Talk over with your partner why it would not be correct for strndup
to declare a local array variable in its stack frame to store the new string. When a function exits, its stack frame is deallocated and the memory is recycled for use by the next function call. What would be the consequence if strndup
mistakenly returns a pointer to memory contained within its to-be-deallocated stack frame?
Instead strndup
must allocate space from the heap, so that the data can persist after the function exits. Edit strndup
to use a call to malloc
to request the necessary number of bytes. How many bytes are needed to store a string with n
characters?
Now that you have the necessary memory set aside, what function from the strings
module can you call to copy the first n
characters from the src
string to the new memory?
What is the final step you must take to complete the new string? (Hint: how is the end of a string marked?)
Once you have completed your implementation of strndup
to make a proper heap copy of the string, build and run the program to verify your code is correct.

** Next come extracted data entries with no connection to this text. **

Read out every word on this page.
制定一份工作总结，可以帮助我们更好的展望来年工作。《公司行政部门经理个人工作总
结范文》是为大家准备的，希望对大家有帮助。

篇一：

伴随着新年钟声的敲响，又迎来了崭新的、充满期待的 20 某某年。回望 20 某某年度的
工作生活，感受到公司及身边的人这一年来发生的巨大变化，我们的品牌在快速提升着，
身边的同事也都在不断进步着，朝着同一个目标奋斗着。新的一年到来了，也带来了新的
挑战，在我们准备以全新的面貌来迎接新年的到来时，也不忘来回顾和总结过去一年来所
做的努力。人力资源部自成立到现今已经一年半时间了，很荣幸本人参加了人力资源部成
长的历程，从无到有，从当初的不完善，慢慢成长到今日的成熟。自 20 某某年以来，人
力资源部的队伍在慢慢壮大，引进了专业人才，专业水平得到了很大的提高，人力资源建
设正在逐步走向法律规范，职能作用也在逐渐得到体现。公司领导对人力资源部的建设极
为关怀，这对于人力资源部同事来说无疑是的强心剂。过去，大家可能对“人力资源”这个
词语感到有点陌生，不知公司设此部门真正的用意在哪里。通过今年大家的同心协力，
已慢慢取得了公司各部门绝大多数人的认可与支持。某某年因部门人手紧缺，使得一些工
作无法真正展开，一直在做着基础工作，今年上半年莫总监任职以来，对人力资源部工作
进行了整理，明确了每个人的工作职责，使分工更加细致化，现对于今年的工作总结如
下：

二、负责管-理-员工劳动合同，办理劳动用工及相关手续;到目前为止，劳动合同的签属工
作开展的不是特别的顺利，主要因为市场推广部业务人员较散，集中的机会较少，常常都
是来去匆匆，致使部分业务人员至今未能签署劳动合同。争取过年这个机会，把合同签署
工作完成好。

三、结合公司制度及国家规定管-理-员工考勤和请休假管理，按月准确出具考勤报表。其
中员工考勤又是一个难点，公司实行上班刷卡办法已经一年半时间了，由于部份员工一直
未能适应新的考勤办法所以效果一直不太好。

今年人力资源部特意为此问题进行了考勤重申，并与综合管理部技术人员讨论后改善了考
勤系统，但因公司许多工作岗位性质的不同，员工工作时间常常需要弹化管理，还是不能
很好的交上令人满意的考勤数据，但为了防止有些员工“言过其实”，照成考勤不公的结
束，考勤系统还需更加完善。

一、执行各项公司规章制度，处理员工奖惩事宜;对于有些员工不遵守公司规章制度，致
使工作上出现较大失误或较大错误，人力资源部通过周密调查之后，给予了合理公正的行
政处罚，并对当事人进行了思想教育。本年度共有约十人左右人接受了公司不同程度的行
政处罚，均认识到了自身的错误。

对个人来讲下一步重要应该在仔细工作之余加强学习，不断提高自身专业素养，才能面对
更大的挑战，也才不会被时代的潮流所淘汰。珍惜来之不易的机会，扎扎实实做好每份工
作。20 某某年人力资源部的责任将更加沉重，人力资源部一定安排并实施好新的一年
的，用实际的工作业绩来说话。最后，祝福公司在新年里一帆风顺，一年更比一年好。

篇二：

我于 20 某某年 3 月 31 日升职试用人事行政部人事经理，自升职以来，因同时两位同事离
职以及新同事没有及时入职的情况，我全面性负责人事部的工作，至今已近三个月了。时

The current version of main
stores the new strings into an array
that is allocated on the stack. Change main
to instead allocate this array in the heap. Make sure that your malloc
requests are expressed in number of bytes to allocate. Once the space is allocated (whether as a stack array or pointer to a heap array), note that access to it is functionally identical, array indexing for the win!
How many
bytes would you need for an array of n
chars? What if the array
elements were int
instead of char
?
Unlike stack and global memory, which is automatically deallocated on your behalf, you must explicitly free dynamic memory when you are done with it. For the finishing touch, edit main
to add the necessary calls to free
to properly deallocate all of the heap memory it used.
At the end of the lab period, call over a TA to check in with your progress on the lab.
It's okay if you don't completely finish all of the exercises during lab time; your sincere participation for the full lab period is sufficient for credit. If you don't make it through the whole lab, we still highly encourage you to go through those parts, so you are well prepared to tackle the assignment.